In response to the verdict Samah Hadid, Amnesty International’s Middle East Deputy Director of Campaigns, said: ‘Today’s shocking verdict is another example of Bahrain’s flagrant disregard for the right to freedom of expression. Sheikh Ali Salman is a prisoner of conscience.

‘He has been put behind bars merely for peacefully reaffirming his party’s determination to pursue power in Bahrain, to achieve the reform demands of the 2011 uprising and to hold those responsible for human rights violations to account.

‘Instead of punishing him for peaceful criticism the Bahraini authorities must order his immediate and unconditional release. The international community can no longer turn a blind eye to the Bahraini authorities’ relentless persecution of government critics and human rights activists with the sole purpose of crushing any form of peaceful dissent or opposition to the government.’

Sheikh Salman is the secretary general of the main opposition party in Bahrain, al-Wefaq national Islamic Society, which was dissolved by the Bahraini authorities in July. Following his sentencing last year, the UN Working Group on Arbitrary Detention also called on the Bahraini authorities to ensure Salman’s immediate release.

An initial four-year-sentence against Salman was more than doubled to nine years during the first appeal.
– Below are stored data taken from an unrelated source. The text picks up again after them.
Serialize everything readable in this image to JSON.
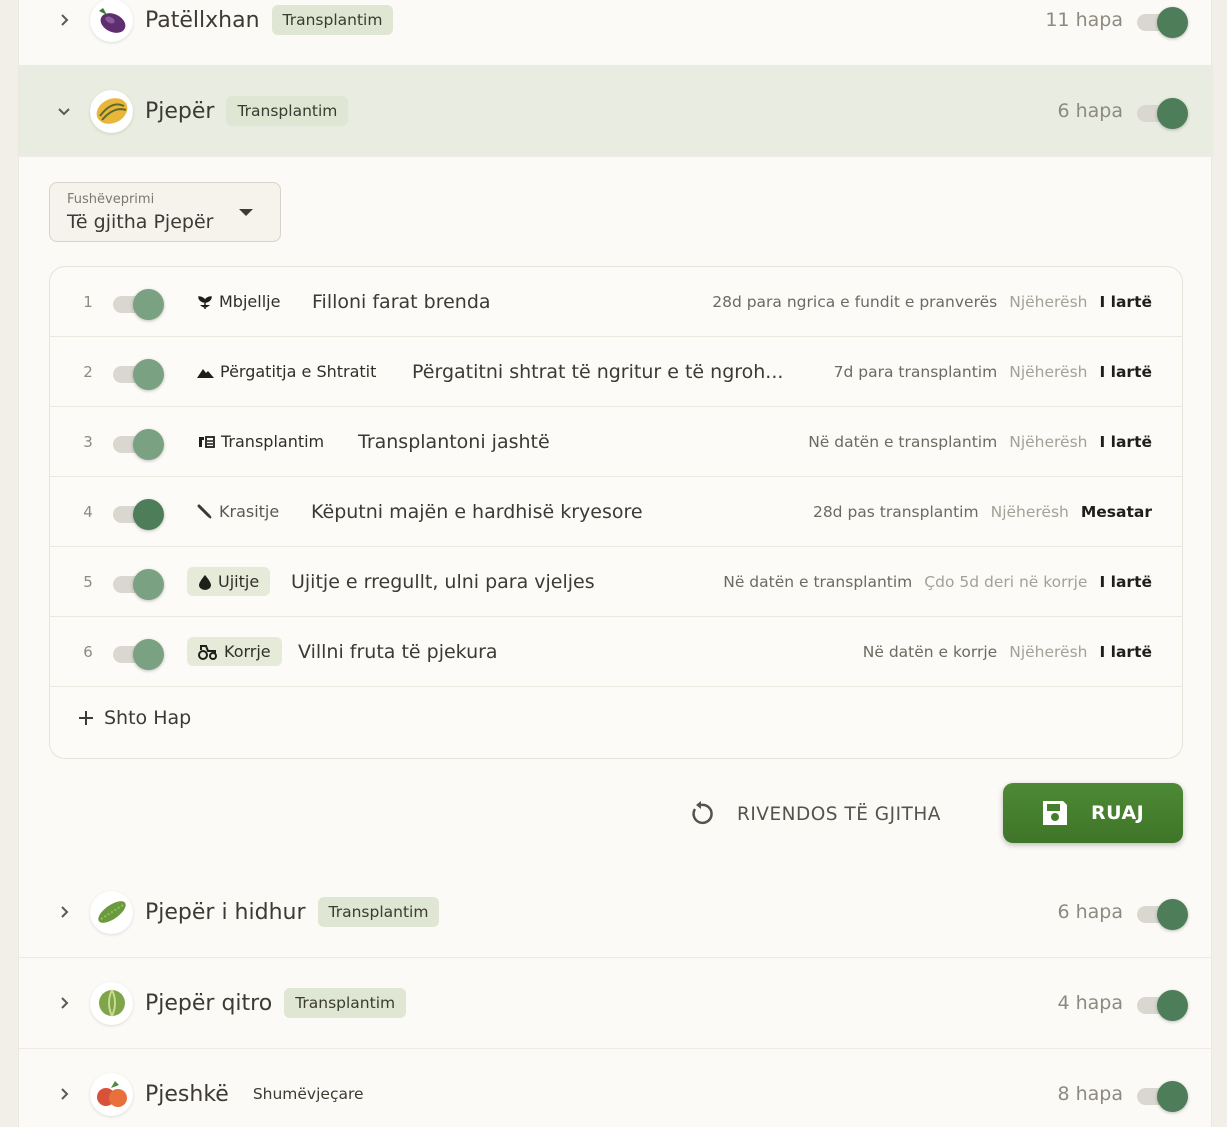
{
  "plants": [
    {
      "name": "Patëllxhan",
      "tag": "Transplantim",
      "steps": "11 hapa"
    },
    {
      "name": "Pjepër",
      "tag": "Transplantim",
      "steps": "6 hapa"
    },
    {
      "name": "Pjepër i hidhur",
      "tag": "Transplantim",
      "steps": "6 hapa"
    },
    {
      "name": "Pjepër qitro",
      "tag": "Transplantim",
      "steps": "4 hapa"
    },
    {
      "name": "Pjeshkë",
      "tag": "Shumëvjeçare",
      "steps": "8 hapa"
    }
  ],
  "scope": {
    "label": "Fushëveprimi",
    "value": "Të gjitha Pjepër"
  },
  "steps": [
    {
      "num": "1",
      "category": "Mbjellje",
      "description": "Filloni farat brenda",
      "timing": "28d para ngrica e fundit e pranverës",
      "repeat": "Njëherësh",
      "priority": "I lartë"
    },
    {
      "num": "2",
      "category": "Përgatitja e Shtratit",
      "description": "Përgatitni shtrat të ngritur e të ngroh...",
      "timing": "7d para transplantim",
      "repeat": "Njëherësh",
      "priority": "I lartë"
    },
    {
      "num": "3",
      "category": "Transplantim",
      "description": "Transplantoni jashtë",
      "timing": "Në datën e transplantim",
      "repeat": "Njëherësh",
      "priority": "I lartë"
    },
    {
      "num": "4",
      "category": "Krasitje",
      "description": "Këputni majën e hardhisë kryesore",
      "timing": "28d pas transplantim",
      "repeat": "Njëherësh",
      "priority": "Mesatar"
    },
    {
      "num": "5",
      "category": "Ujitje",
      "description": "Ujitje e rregullt, ulni para vjeljes",
      "timing": "Në datën e transplantim",
      "repeat": "Çdo 5d deri në korrje",
      "priority": "I lartë"
    },
    {
      "num": "6",
      "category": "Korrje",
      "description": "Villni fruta të pjekura",
      "timing": "Në datën e korrje",
      "repeat": "Njëherësh",
      "priority": "I lartë"
    }
  ],
  "add_step_label": "Shto Hap",
  "actions": {
    "reset_label": "RIVENDOS TË GJITHA",
    "save_label": "RUAJ"
  },
  "colors": {
    "accent": "#4a8331",
    "toggle_on": "#4e7d5a",
    "expanded_row": "#e9ede1",
    "tag_bg": "#dfe6d3"
  },
  "icons": [
    "eggplant",
    "melon",
    "bitter-melon",
    "citron-melon",
    "peach",
    "sprout",
    "mountain",
    "transplant",
    "pruning",
    "water-drop",
    "tractor",
    "reset",
    "save"
  ]
}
In October, Bahrain’s Court of Cassation had rejected the extension of the sentence and ordered a retrial. UK PM Theresa May was seeking trade deals with the Gulf region during a two-day trip to Bahrain last week.

May was attending a dinner with the leaders of Saudi Arabia, Kuwait, the United Arab Emirates, Qatar, Bahrain, and Oman last Tuesday evening, before addressing the plenary session of the Gulf Cooperation Council (GCC) on Wednesday morning.

Before her speech at the summit, May announced the establishment of the first joint UK-GCC counter-terrorism working group, with a focus on border and airport security and blocking terrorist financing.

Three UK cybersecurity experts have been appointed to advise Gulf institutions and training on countering terrorist financing. Their first workshop will take place in Qatar next week. She said: ‘No doubt there will be some people in the UK who say we shouldn’t seek stronger trade and security ties with these countries because of their record on human rights. We achieve far more by stepping up, engaging with these countries and working with them to encourage and support their plans for reform.’

This was despite a call for her to ask for child death sentences to be commuted when she attended the summit, as a number of Gulf kingdoms continue to use the death penalty against children, or threaten to do so.

All three Gulf States enjoy a close relationship with the British government, and many have received support and training from the UK for their prison and police services, despite their use of the death penalty and torture to extract false ‘confessions.’